The lovely support people tried to help me. I've tried stress balls, sparkly glitter objects, Where's Wally-style picture books. All fabulous before, but when the needle goes in I just need to close my eyes and have my mother near me. It's all that gets me through.

I also panicked before my penultimate blood test. I felt like I was being forced with my arm. I only let them put it in my arm after I'd put on the tournaque. I'd positioned my arm. I'd put it on the pillow. I had control.

And my blood test today was fine. No issues. I'm making progress.
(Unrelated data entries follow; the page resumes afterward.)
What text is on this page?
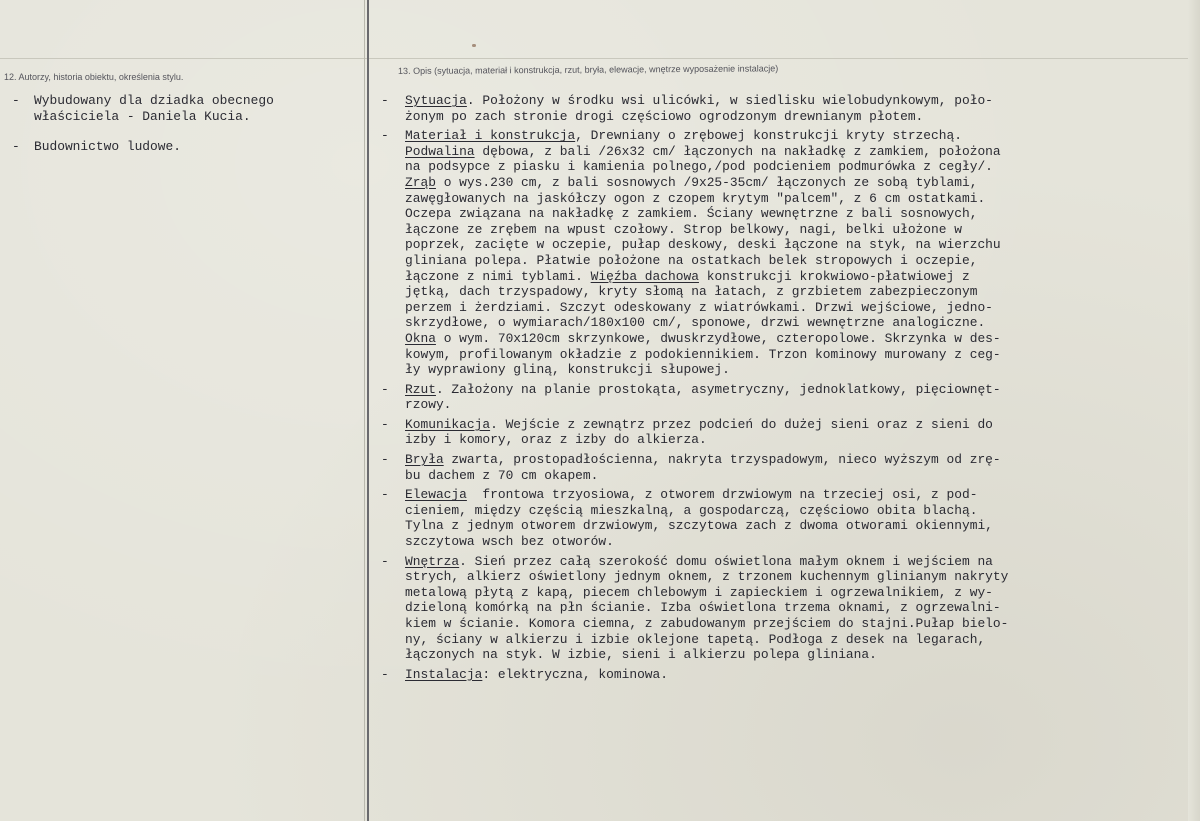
12. Autorzy, historia obiektu, określenia stylu.
13. Opis (sytuacja, materiał i konstrukcja, rzut, bryła, elewacje, wnętrze wyposażenie instalacje)
- Wybudowany dla dziadka obecnego
właściciela - Daniela Kucia.
- Budownictwo ludowe.
- Sytuacja. Położony w środku wsi ulicówki, w siedlisku wielobudynkowym, poło-
żonym po zach stronie drogi częściowo ogrodzonym drewnianym płotem.
- Materiał i konstrukcja, Drewniany o zrębowej konstrukcji kryty strzechą.
Podwalina dębowa, z bali /26x32 cm/ łączonych na nakładkę z zamkiem, położona
na podsypce z piasku i kamienia polnego,/pod podcieniem podmurówka z cegły/.
Zrąb o wys.230 cm, z bali sosnowych /9x25-35cm/ łączonych ze sobą tyblami,
zawęgłowanych na jaskółczy ogon z czopem krytym "palcem", z 6 cm ostatkami.
Oczepa związana na nakładkę z zamkiem. Ściany wewnętrzne z bali sosnowych,
łączone ze zrębem na wpust czołowy. Strop belkowy, nagi, belki ułożone w
poprzek, zacięte w oczepie, pułap deskowy, deski łączone na styk, na wierzchu
gliniana polepa. Płatwie położone na ostatkach belek stropowych i oczepie,
łączone z nimi tyblami. Więźba dachowa konstrukcji krokwiowo-płatwiowej z
jętką, dach trzyspadowy, kryty słomą na łatach, z grzbietem zabezpieczonym
perzem i żerdziami. Szczyt odeskowany z wiatrówkami. Drzwi wejściowe, jedno-
skrzydłowe, o wymiarach/180x100 cm/, sponowe, drzwi wewnętrzne analogiczne.
Okna o wym. 70x120cm skrzynkowe, dwuskrzydłowe, czteropolowe. Skrzynka w des-
kowym, profilowanym okładzie z podokiennikiem. Trzon kominowy murowany z ceg-
ły wyprawiony gliną, konstrukcji słupowej.
- Rzut. Założony na planie prostokąta, asymetryczny, jednoklatkowy, pięciownęt-
rzowy.
- Komunikacja. Wejście z zewnątrz przez podcień do dużej sieni oraz z sieni do
izby i komory, oraz z izby do alkierza.
- Bryła zwarta, prostopadłościenna, nakryta trzyspadowym, nieco wyższym od zrę-
bu dachem z 70 cm okapem.
- Elewacja  frontowa trzyosiowa, z otworem drzwiowym na trzeciej osi, z pod-
cieniem, między częścią mieszkalną, a gospodarczą, częściowo obita blachą.
Tylna z jednym otworem drzwiowym, szczytowa zach z dwoma otworami okiennymi,
szczytowa wsch bez otworów.
- Wnętrza. Sień przez całą szerokość domu oświetlona małym oknem i wejściem na
strych, alkierz oświetlony jednym oknem, z trzonem kuchennym glinianym nakryty
metalową płytą z kapą, piecem chlebowym i zapieckiem i ogrzewalnikiem, z wy-
dzieloną komórką na płn ścianie. Izba oświetlona trzema oknami, z ogrzewalni-
kiem w ścianie. Komora ciemna, z zabudowanym przejściem do stajni.Pułap bielo-
ny, ściany w alkierzu i izbie oklejone tapetą. Podłoga z desek na legarach,
łączonych na styk. W izbie, sieni i alkierzu polepa gliniana.
- Instalacja: elektryczna, kominowa.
And injections? They are fine. Just give me some cold spray and do it in my leg and quickly. At least I'm over that.

I don't want to spook anyone out by this. You don't even have to read this, and everyone is different. I am getting over my fears more and more each time. Everything will be all right.

Keep telling yourself that. It helped me.

What I've done, People I've met.

As part of my treatment, I was an inpatient at the fabulous Teenage Cancer Trust Unit at University College Hospital London for ten days while I had my first chemotherapies, lumbar punctures, injections etc.

The facilities there and people were truly amazing and the sheer courage of some of the other teenage patients just completely humbled me. I got to know some of them through pizza parties and passing conversations and was very sad to leave them behind when I left.

There are so many different forms of the big 'c' disease- you can't fully comprehend how diverse and different each case is until you meet someone with it.

But I left UCHL inspired and optimistic and hopeful, despite that my treatment was just beginning, for some their journeys were finally looking up and over.

Side Effects

Basically, I've been very lucky so far with side effects.

The most noticeable changes in me have actually been positive- increase in optimism, energy and appetite (although not weight yet- despite the salty, meat-filled diet I have become accustomed to crave).

Let's start by talking about the food. I've had cravings for spaghetti carbonara, Hula Hoops, cocktail sausages, chicken and vegetable soup, Subways etc. I've also had memories with the food I craved- the most delicious M and S thai green chicken curry for example, which just was perfect with the idyllic music and tone of Nigel Slater's Simple Suppers. I've gained an appreciation for food in a total new way- I enjoy and savour it.

But also, I've had a massive boost in creativity and expressionism. I want to write. I want to sing. I want to show people what I think. I don't want to forget things. And I've no choice but to take that as positive.